Journalist details the discovery of hundreds of Internet-connected devices that lacked basic password protection.
ATLANTA — A self-described security “amateur” discovered hundreds of Internet-connected devices ranging from cameras to industrial control systems that were connected to the Internet without even basic password protection — meaning they could be easily turned on and off or otherwise manipulated with a single click of a mouse..
“You would be amazed [what] you could find,” Espen Sandli, a journalist at the Norwegian newspaper Dagbladet, told the Computer Assisted Reporting conference Thursday. “The project was made from people who had no idea about data security at the start.”
They began by searching for basic security cameras, such as finding and taking control of a surveillance camera inside a nightclub. After that, they graduated to finding compromised control systems at military installations and railroads. In one case, they found a security company’s list of clients and passwords in the clear online. In another, they could have accessed who was allowed to enter or leave a military building. Another device on the open Internet could have allowed them to switch off a railway fire-alarm system.
Sandli and a colleague used the publicly available Shodan search engine, which allows searching by factors such as IP address range, device type, operating system and geography. After getting results, they used investigative reporting skills to track down device owners, including some painstaking tasks such as using Google Earth data to try to match outdoor webcams with their owners.
He said the Dagbladet team didn’t do their own port scanning (instead relying on Shodan’s) and never attempted to enter passwords, even when it was likely that devices were simply using defaults. Those ground rules were part of the project’s ethics baseline, he said.
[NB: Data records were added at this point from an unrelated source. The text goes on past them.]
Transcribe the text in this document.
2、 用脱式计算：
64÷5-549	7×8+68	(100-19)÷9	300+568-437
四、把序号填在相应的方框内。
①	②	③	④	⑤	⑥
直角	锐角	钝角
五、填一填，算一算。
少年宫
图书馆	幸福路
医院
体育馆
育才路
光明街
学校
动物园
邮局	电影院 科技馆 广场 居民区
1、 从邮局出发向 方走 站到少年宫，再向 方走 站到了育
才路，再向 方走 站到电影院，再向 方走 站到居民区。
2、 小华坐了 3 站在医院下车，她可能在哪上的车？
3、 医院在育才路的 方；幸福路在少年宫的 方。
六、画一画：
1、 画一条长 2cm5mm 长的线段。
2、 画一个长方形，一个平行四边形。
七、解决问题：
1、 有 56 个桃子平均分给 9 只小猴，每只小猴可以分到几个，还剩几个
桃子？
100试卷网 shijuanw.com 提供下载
But after just a few hours, it became clear he wouldn’t need to try basic password cracking because there were so many Internet-connected devices where no passwords were needed.
The NullCtrl project team also always contacted owners of affected devices before publishing a story about one, ensuring they had time to secure or remove them.
The Dagbladet journalists consulted with lawyers in Norway to make sure the NullCtrl project wasn’t breaking any laws there. In a discussion after Sandli’s presentation, one American investigative journalist said doing a similar project could be illegal in the U.S. if anyone crosses the threshold from looking at Shodan search results to clicking through and attempting to control a device, even one as harmless as moving a webcam to see a different view.
In Norway, the standard is that there was no malicious action taken. Advice to journalists or would-be white hat security hackers trying to undertake a similar project in the U.S.: Get your own legal advice first.
Sandli said it is his understanding that government security agencies in the U.S. have their own means of searching for unsecured critical infrastructure devices on the Internet and informing their owners of the need to beef up protection. The Norwegian national security agency did not. But after NullCtrl, Dagbladet said, the agency made their own Shodan and started conducting proactive searches too.